Zion Young is smarter on the field than his sack total suggests. He reads run concepts quickly and prepares for them. He plays ahead of the action in the run game more consistently than most players his age with his background. His effort is never the issue, and his awareness of what’s happening around him is genuine.

The processing limitation surfaces specifically in the pass rush, on a narrow but costly window: small pocket movements. He misses clean finishing opportunities when quarterbacks manipulate the pocket with a simple hitch or subtle step. He reads the initial position and commits, and by the time the QB moves, he’s out of position to recover. These aren’t conceptual mistakes. They are micro-processing failures at the moment of truth that directly prevent sacks he’s already earned by winning the rush.

Best role And How He Fits The Bucs

Zion Young’s NFL profile is a sub-package pass rusher who does his best work as a stunter and a gap jumper, with a credible path to an every-down role if the technique development catches up to the athletic ceiling.

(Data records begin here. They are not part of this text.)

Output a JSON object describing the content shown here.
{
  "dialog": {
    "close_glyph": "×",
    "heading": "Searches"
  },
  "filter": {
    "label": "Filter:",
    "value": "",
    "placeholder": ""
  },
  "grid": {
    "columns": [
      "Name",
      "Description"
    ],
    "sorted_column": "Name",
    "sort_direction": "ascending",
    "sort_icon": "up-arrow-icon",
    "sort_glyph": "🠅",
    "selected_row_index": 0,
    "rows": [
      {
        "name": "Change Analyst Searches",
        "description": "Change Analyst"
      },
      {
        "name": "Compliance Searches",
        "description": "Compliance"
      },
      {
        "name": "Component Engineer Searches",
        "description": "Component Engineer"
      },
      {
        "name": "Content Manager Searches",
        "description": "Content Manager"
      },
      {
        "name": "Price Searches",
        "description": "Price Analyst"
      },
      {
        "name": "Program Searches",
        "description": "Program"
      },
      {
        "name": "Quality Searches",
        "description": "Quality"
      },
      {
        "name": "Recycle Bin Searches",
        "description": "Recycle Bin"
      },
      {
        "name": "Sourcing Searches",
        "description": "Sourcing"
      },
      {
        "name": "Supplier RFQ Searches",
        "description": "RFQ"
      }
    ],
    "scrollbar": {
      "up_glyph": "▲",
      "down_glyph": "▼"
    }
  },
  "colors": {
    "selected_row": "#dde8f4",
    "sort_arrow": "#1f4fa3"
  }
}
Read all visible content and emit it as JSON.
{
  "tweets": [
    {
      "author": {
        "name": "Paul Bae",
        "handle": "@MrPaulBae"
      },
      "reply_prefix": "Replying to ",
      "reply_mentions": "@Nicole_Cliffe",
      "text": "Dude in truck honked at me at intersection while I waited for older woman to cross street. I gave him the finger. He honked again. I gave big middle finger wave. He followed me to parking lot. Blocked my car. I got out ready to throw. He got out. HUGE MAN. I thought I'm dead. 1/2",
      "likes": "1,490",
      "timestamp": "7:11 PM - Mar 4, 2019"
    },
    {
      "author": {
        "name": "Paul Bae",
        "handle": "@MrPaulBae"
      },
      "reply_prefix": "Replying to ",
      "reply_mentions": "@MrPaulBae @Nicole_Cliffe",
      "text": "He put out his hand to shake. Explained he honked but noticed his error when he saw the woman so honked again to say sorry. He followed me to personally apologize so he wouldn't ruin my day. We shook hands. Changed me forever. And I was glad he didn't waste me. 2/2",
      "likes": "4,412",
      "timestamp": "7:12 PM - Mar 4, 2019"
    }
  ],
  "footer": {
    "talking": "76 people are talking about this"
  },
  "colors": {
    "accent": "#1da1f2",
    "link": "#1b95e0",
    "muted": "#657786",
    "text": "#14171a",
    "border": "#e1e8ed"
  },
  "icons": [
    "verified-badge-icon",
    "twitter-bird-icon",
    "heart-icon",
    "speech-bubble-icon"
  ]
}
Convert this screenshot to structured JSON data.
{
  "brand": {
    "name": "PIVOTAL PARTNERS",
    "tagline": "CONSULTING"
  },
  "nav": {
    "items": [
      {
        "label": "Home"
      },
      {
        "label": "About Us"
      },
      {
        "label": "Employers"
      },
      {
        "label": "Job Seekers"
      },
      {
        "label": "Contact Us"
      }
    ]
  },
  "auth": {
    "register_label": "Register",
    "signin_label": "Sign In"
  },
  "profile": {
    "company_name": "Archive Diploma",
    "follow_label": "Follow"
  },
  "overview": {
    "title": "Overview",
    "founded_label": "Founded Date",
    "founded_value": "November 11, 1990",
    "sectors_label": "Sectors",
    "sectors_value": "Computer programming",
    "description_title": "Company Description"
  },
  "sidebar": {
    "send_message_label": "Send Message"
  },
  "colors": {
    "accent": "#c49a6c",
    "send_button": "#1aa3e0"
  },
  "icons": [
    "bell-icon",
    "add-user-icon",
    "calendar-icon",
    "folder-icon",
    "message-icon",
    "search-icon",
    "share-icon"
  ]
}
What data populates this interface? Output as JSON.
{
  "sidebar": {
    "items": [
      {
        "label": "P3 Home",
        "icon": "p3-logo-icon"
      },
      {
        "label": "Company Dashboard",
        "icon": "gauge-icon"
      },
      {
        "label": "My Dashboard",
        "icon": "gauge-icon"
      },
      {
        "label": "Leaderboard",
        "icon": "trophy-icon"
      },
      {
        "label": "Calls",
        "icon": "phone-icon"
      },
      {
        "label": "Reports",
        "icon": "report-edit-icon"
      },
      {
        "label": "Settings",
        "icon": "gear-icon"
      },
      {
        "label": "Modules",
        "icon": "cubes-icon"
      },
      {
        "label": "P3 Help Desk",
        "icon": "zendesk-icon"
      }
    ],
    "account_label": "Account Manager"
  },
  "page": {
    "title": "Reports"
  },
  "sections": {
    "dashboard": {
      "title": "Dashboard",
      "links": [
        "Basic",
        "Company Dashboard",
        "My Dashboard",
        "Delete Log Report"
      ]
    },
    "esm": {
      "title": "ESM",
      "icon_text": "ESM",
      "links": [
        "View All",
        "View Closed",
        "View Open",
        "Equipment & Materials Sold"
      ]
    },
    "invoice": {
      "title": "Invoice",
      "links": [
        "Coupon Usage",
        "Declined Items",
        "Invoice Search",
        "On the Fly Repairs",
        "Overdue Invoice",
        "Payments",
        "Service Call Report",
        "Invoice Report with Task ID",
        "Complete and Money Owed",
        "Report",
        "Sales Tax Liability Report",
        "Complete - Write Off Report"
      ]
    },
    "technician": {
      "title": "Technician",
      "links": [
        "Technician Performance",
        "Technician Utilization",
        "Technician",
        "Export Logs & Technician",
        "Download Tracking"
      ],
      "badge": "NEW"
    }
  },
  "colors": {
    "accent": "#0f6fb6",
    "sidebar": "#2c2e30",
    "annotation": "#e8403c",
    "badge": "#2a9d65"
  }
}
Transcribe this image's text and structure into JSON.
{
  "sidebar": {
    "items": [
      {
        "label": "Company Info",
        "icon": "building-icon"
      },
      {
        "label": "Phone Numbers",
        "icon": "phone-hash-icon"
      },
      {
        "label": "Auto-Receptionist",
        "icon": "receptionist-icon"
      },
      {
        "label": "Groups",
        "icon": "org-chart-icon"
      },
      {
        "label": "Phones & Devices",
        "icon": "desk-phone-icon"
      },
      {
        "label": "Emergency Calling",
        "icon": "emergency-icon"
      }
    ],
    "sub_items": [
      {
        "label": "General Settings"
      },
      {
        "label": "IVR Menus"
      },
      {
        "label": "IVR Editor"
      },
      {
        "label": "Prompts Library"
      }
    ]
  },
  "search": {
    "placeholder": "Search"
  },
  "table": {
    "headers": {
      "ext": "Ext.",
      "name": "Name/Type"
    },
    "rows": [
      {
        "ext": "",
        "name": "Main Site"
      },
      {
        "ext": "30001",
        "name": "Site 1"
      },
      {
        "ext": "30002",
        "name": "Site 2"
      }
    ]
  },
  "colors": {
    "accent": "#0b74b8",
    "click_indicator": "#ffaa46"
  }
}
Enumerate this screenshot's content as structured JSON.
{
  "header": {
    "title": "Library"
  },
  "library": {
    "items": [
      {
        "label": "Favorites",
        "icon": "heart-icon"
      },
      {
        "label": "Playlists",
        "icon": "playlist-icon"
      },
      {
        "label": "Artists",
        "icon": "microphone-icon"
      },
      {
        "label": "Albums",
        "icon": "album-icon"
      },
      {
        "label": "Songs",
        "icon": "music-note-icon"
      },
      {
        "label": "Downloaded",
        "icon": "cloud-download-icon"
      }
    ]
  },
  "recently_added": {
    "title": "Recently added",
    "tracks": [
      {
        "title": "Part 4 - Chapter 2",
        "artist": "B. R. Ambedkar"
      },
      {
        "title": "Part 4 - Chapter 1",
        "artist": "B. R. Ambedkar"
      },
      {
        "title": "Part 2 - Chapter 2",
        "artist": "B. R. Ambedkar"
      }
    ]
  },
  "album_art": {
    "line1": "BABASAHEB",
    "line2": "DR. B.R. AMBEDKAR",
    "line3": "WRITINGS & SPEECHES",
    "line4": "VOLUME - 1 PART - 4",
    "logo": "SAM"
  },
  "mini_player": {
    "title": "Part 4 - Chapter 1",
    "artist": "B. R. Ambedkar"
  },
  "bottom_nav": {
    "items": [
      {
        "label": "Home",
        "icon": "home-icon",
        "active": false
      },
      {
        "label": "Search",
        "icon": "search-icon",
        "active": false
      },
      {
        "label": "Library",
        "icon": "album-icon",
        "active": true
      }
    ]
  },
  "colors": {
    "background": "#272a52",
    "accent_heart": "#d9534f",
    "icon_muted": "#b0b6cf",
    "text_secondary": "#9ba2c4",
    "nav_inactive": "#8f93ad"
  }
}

In the Bucs’ scheme, which deploys movement fronts, stunts aggressively and has the veteran interior presence to set those games up, Young could be the kind of beneficiary who looks better than his individual grades suggest.

Bucs Hc Todd BowlesBucs Hc Todd Bowles

Bucs HC Todd Bowles – Photo by: Cliff Welch/PR

The 95th percentile TFL rate and 88th percentile win rate from 2025 do feel like a mirage.

Is the disruption real?

I genuinely question it.

The natural follow-up question is whether the finishing and consistency issues that follow him from film study are technique problems, which coaching can address, or athletic limitations that won’t change. At 6-foot-6 with a decent but disjointed bag and elite production metrics against SEC competition, the ceiling justifies a Day 3 investment with the expectation that you’re developing the player, not acquiring the finished product. The trouble is that Young is considered a Day 2 prospect. And that’s a rich investment for a project player.

He’s Edge7 on my board in tier four. He may become a multiple year starter, but most likely get to that point in his first two years in the NFL.